Un modo per dire “ci tengo”, “sono presente”, “ho fatto il possibile”. Anche quando il possibile, quella settimana, era semplicemente arrivare alla festa senza crollare prima. E magari pure con un sorriso.
Quando la festa perde leggerezza
È qui che qualcosa si incrina. Perché la festa dovrebbe essere una parentesi leggera, non un banco di prova. E invece il buffet diventa il punto in cui si concentrano aspettative, confronti, stanchezze che non c’entrano nulla con il compleanno.
Non succede sempre. Ma quando succede, lo senti. Nella tensione sottile. Nel bisogno di spiegare. Nel pensiero che corre: spero basti. E a quel punto la sfilata è già iniziata, anche se nessuno voleva davvero salirci sopra.
Forse non serve fare meno. Serve fare diverso.
Non è una questione di abbassare l’asticella per forza. Né di fare tutto minimal “per scelta educativa”. È più una questione di ricordarsi perché si è lì. Per chi. E per cosa.
Il buffet non dovrebbe dimostrare niente. Dovrebbe accompagnare. Essere sufficiente, non performante. Normale, anche se normale non fa scena. Anche se non viene fotografato. Anche se non sembra “all’altezza” di quello visto alla festa prima.
Forse la libertà, a certe feste, sta proprio lì. Nel permettersi di non sfilare.
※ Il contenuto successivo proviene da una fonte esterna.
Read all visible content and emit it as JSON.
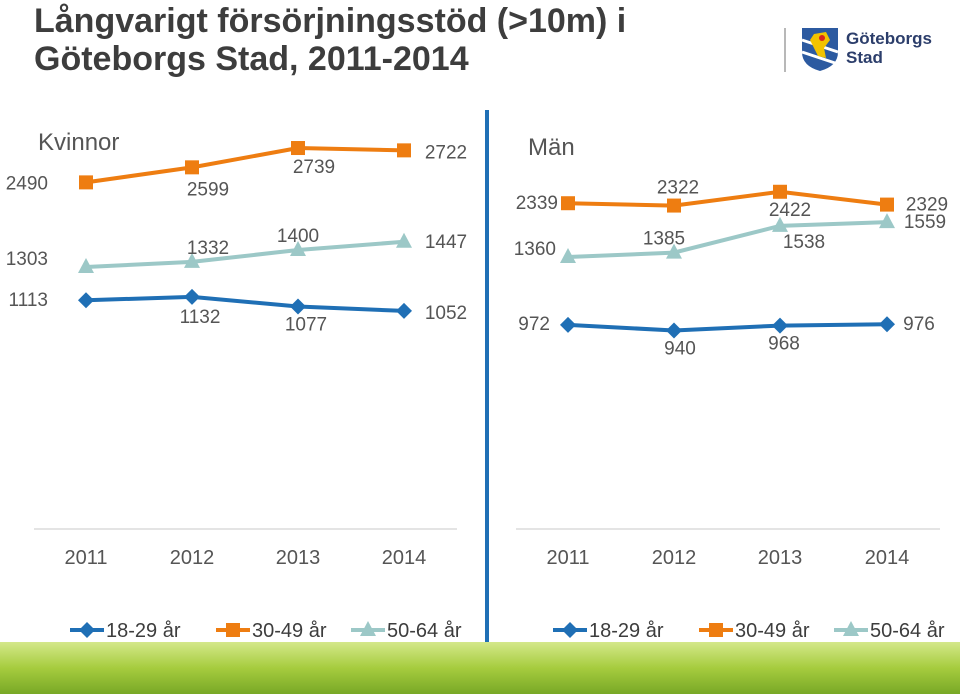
{
  "title": "Långvarigt försörjningsstöd (>10m) i Göteborgs Stad, 2011-2014",
  "logo": {
    "text_line1": "Göteborgs",
    "text_line2": "Stad"
  },
  "colors": {
    "18-29 år": "#1f6fb5",
    "30-49 år": "#ee7d11",
    "50-64 år": "#9cc8c7",
    "title": "#3d3d3d",
    "divider": "#1f6fb5"
  },
  "chart_data": [
    {
      "type": "line",
      "title": "Kvinnor",
      "categories": [
        "2011",
        "2012",
        "2013",
        "2014"
      ],
      "series": [
        {
          "name": "18-29 år",
          "marker": "diamond",
          "values": [
            1113,
            1132,
            1077,
            1052
          ]
        },
        {
          "name": "30-49 år",
          "marker": "square",
          "values": [
            2490,
            2599,
            2739,
            2722
          ]
        },
        {
          "name": "50-64 år",
          "marker": "triangle",
          "values": [
            1303,
            1332,
            1400,
            1447
          ]
        }
      ],
      "legend": "bottom"
    },
    {
      "type": "line",
      "title": "Män",
      "categories": [
        "2011",
        "2012",
        "2013",
        "2014"
      ],
      "series": [
        {
          "name": "18-29 år",
          "marker": "diamond",
          "values": [
            972,
            940,
            968,
            976
          ]
        },
        {
          "name": "30-49 år",
          "marker": "square",
          "values": [
            2339,
            2322,
            2422,
            2329
          ]
        },
        {
          "name": "50-64 år",
          "marker": "triangle",
          "values": [
            1360,
            1385,
            1538,
            1559
          ]
        }
      ],
      "legend": "bottom"
    }
  ]
}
Di stare al tavolo senza dover rappresentare nulla. Di lasciare che la festa resti una festa, e non un esame non richiesto.
Tra tavoli pieni e sorrisi di circostanza, è facile perdere il filo e dimenticare perché sei lì davvero. Non è il buffet a pesare, ma tutto ciò che gli gira intorno. È quella sensazione continua di essere presente ovunque, senza riuscire a fermarti mai. Se ti suona familiare, troverai qualcosa di tuo in quel momento in cui le feste dei bambini iniziano a prosciugare anche le energie degli adulti.
FAQ
È sbagliato impegnarsi per il buffet?
No. È stancante sentirsi obbligate a farlo. L’impegno è una scelta, non dovrebbe diventare una misura di valore.
Perché mi sento sempre un po’ in difetto?
Perché il confronto è silenzioso e continuo. Non è detto che venga dagli altri: spesso nasce nella tua testa, mentre guardi i tavoli intorno.
I bambini notano davvero queste differenze?
No. O meglio: notano l’atmosfera, non il buffet. La tensione pesa più di qualsiasi vassoio.
Come si esce da questa dinamica?
Non con una regola unica. Ma iniziando a chiedersi, ogni tanto, se quello che stai facendo serve davvero alla festa… o solo a tranquillizzare te.